Filmin ilk sahnesi sinemada izleyenler için bir uzaylı filmi olacağını önceden haber verse de bir çoğumuz gibi sonradan izleyenler için pek bir önem teşkil etmiyor elbette. Özellikle “Predator” karakteri popüler kültüre taşındıktan sonra bu filmin sadece düz bir komando filmi olacağını düşünenlerin sayısının hayli az olduğunu düşünüyorum.

       Bunun devamında helikopterlerin ve kaslı erkeklerin askeri sahaya indiğini gördüğümüzde ise burnumuza aksiyondan çok testosteron kokusu gelmiyor değildi. Başta Arnold(Dutch) olmak üzere timin geri kalanının sahaya yerleştiğini görüyoruz bu sahnelerde. Oldukça hızlı başlayan film, gözlüğünü çıkaran ve purosunu tüttüren Arnold ile bizi başarılı bir şekilde atmosferin içine çekiyor.

       Generalin konuşmasından öğrendiğimiz üzere ormanda gerillalar tarafından yakalandığı düşünülen bir helikopter kaybolmuştur ve bu işe en uygun adam Dutch’tur. Onu en uygun olarak atfeden kişi ise yine kaslarıyla havanın testosteron düzeyini yükselten Apollo Creed’den(Dillon) başkası değildir. Boksörlükten daha fazla ekmek yiyemeyeceğini anladığında komando olmaya karar vermiştir. Arnold ile el sıkışıp kaslarını gösterdikleri sahne ise kesinlikle en akılda kalıcı görüntülerden biridir.

       Daha sonra toplanan Dutch(Arnold Schwarzenegger), Dillon(Carl Weathers), Poncho(Richard Chaves), Hawkins(Shane Black), Billy(Shane Black), Cooper(Jesse Ventura) ve Mac(Bill Duke), içinde Predator’ün kol gezdiğini bilmedikleri ormanda çılgın tekniklerle gerillaları avlamaya başlarlar. Asıl avcıyla karşılaşana kadar ormanın “Predatörü” Arnold’tur.

       Ara ara gördüğümüz termal kamera görüntüleri ise henüz filmin bir uzaylı filmi olduğunu bilmeyen seyirciler için merak kaynağıdır elbette. Ancak gerilim dozajının yavaş yavaş artması, ne olacağını bilen bizleri bile heyecanlandırmaya yetiyor.

       Kadın seyircilerinin belki de birçoğunun filmden sıkılıp kapattığı gerilla doğrama sekanslarından sonra geriye kalanların “Artık gerçek aksiyon başlasın!” demesi normaldir.
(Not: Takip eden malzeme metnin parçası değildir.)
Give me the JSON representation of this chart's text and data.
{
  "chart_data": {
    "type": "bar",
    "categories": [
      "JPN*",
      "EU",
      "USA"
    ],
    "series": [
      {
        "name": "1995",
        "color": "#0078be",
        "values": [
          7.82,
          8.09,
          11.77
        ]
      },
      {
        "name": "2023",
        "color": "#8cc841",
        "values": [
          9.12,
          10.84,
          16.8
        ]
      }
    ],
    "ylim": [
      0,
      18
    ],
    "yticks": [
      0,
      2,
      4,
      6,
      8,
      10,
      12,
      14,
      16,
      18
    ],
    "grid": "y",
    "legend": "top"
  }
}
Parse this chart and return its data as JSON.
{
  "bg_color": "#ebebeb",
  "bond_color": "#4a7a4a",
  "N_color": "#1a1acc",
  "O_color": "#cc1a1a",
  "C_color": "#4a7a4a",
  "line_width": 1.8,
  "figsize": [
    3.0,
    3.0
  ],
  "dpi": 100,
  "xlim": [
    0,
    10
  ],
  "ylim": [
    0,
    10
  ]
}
Arnold ve ekibinin kaçak bir kadın gerillayı bağışlamalarının ardından çok süre geçmeden herkesin beklediği o an gelir ve ekip gerçek avcıyla karşılaşır.

       Kaslı ekibimiz başta Arnold olmak üzere bu dakikadan sonra ilk önce bu görünmez düşmanın ne olduğunu anlamaya çalışacak, ardından onun avlarından biri olmamak için kaçmaya başlayacaktır.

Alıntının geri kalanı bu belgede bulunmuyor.